“Hawkeye keep ring,” was the determined response, and it still quivered his lips when the girl’s rifle cleared a space about her.
The savages saw they had a demoness to deal with, and admired her bravery as they shrunk from the clubbed rifle. She was but a girl—a young tigress in nature, among twenty braves, and they would humor her as the cat does the mouse.
All at once the butt of the weapon dropped to her shoulder, and the next instant a sharp report shot over the cliffs.
Hawkeye, with a groan, reeled in the throes of death, like a drunken man.
Through the smoke, which obscured her form, the brave huntress sprung, and, before the savages could recover from their surprise, she had wrenched the ring from the warrior’s finger, and was flying through the forest like a deer!
Hawkeye was dead. The little ring, which was to be the price of more than one life, had ended his days of savage glory, and the slayer was seeking safety in flight.

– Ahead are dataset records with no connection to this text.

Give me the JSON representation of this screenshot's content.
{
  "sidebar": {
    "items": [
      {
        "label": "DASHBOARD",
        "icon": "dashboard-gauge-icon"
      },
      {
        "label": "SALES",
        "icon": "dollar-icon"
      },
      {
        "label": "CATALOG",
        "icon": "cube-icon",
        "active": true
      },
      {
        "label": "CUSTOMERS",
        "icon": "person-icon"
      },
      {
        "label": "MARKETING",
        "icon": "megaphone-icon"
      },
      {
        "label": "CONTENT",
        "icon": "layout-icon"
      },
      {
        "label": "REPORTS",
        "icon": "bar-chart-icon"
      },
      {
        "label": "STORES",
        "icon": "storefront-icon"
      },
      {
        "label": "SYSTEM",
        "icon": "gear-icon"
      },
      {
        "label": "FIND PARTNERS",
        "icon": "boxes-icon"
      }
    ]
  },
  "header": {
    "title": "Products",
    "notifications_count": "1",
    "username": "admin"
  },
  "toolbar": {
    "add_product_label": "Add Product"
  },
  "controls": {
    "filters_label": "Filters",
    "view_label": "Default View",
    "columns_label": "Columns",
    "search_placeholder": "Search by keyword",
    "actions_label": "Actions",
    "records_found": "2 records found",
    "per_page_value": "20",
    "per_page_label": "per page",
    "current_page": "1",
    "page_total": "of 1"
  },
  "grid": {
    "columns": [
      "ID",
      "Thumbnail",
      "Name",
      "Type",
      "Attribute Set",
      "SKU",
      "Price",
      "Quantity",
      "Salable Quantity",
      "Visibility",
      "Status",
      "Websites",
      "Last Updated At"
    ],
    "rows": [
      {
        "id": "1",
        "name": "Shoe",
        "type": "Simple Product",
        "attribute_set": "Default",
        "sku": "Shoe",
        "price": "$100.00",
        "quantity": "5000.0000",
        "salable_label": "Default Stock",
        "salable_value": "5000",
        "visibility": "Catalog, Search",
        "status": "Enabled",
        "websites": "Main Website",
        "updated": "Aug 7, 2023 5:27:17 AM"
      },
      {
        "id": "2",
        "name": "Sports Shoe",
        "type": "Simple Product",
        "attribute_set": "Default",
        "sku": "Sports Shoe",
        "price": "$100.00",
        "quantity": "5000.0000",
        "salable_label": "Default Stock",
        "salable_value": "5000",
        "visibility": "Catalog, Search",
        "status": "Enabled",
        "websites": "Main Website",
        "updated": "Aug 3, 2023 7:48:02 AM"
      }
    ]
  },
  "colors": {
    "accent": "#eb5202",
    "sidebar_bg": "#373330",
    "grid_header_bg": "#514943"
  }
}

The eldest members of the war-party, recovering first, had started in pursuit, and the younger were not far in their rear. Once or twice they paused and tried to bring the girl down with the rifle; but she flitted in and out among the trees so as to destroy their aim.
One hand griped her silver rifle, the other held the ring, and more than once she shut the member tighter than ever to satisfy her heart that the prize was still her own.
She ran toward the spot where she had left Renadah’s boat, and at length disappeared in the rugged path that led down to the lake shore.
For some time she had not heard the footsteps of her pursuers, and, after hiding an hour among the rocks, she approached the beach. Quickly she drew the light craft from its hiding-place, and as she placed it in the water the click of a rifle-lock sounded above her head.